Around the same time, I came to love the Sonic the Hedgehog cartoon (the cool one, not that garbage Adventures of Sonic the Hedgehog BS). As I got older, I moved onto other Sonic games like "3D Blast" and "Sonic Heroes." I moved on to cartoons like Sonic X. So believe me when I say, I do like the franchise. I've invested plenty of my time in it.

The odds are stacked against this movie being any good. But I'll award the crew respect points for one thing: seeing how much everyone hated Sonic's design in the first trailers and posters and taking time to go back and fix him. It resulted in the movie's release being pushed back, but the crew showed big respect for fans, listened to feedback and made the character look more like his video game appearance. Now, trailers almost make the movie look fun.
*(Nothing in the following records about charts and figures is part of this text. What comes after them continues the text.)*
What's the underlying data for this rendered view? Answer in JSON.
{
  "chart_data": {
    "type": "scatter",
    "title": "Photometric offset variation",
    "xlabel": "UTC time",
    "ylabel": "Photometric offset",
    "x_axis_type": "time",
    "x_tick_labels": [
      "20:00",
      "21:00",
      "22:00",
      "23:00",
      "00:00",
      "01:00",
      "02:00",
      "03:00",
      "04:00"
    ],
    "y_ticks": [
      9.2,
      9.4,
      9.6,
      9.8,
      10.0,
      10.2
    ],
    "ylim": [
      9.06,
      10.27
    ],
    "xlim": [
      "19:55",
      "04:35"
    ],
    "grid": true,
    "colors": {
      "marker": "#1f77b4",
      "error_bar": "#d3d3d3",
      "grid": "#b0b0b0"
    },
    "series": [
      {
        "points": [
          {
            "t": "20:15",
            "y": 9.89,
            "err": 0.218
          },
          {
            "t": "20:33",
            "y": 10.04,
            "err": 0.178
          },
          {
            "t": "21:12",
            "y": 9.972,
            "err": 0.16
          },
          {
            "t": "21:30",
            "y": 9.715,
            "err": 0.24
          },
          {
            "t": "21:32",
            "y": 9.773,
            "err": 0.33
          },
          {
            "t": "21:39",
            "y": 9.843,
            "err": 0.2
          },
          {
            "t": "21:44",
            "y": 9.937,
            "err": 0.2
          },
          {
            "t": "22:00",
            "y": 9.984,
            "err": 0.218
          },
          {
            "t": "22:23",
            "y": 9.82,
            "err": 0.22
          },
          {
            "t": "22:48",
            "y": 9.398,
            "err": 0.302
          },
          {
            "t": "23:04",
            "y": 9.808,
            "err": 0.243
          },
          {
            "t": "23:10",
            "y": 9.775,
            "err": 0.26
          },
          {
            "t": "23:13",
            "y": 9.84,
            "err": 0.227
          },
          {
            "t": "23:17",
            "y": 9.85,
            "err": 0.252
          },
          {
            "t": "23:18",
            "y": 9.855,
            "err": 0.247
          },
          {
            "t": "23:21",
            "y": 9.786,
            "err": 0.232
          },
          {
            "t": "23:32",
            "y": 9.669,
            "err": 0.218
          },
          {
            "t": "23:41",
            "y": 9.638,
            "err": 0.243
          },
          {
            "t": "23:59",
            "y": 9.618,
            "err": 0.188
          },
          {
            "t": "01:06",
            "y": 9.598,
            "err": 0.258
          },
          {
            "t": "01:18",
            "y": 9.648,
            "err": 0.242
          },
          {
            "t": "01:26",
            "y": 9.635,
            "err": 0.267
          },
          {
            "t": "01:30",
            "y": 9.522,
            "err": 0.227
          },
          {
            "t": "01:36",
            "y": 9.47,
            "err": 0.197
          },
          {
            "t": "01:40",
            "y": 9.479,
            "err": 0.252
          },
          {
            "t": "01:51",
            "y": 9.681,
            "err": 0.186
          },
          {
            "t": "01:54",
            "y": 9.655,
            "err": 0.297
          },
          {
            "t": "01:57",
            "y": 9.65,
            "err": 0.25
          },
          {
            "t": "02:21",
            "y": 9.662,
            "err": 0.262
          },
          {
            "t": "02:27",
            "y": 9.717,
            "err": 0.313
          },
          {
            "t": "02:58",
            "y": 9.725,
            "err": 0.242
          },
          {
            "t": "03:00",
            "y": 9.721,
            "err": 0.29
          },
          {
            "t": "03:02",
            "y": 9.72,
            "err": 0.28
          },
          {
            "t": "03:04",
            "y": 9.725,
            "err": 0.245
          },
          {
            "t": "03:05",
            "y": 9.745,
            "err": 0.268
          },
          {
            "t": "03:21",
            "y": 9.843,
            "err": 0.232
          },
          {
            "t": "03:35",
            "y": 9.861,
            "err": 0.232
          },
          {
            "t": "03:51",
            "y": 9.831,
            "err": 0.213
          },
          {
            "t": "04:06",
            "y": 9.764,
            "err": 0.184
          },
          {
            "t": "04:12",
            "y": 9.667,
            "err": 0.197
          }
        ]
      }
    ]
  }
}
And that's my greatest hope for Sonic the Hedgehog when I go see it. I want to have fun. I want a by-the-numbers video game movie that skips all the annoying stuff and stays loyal to the source material. What I really want more than anything else is for Jim Carrey to use every bit of strength to summon his 1990s self for Dr. Robotnik. The character is already so over the top and goofy. So channel The Mask, and bring that zaniness to life. If I get all that, I'll be happy.

Sonic the Hedgehog will probably land in the tame category. And if it does, that'll be just fine with me.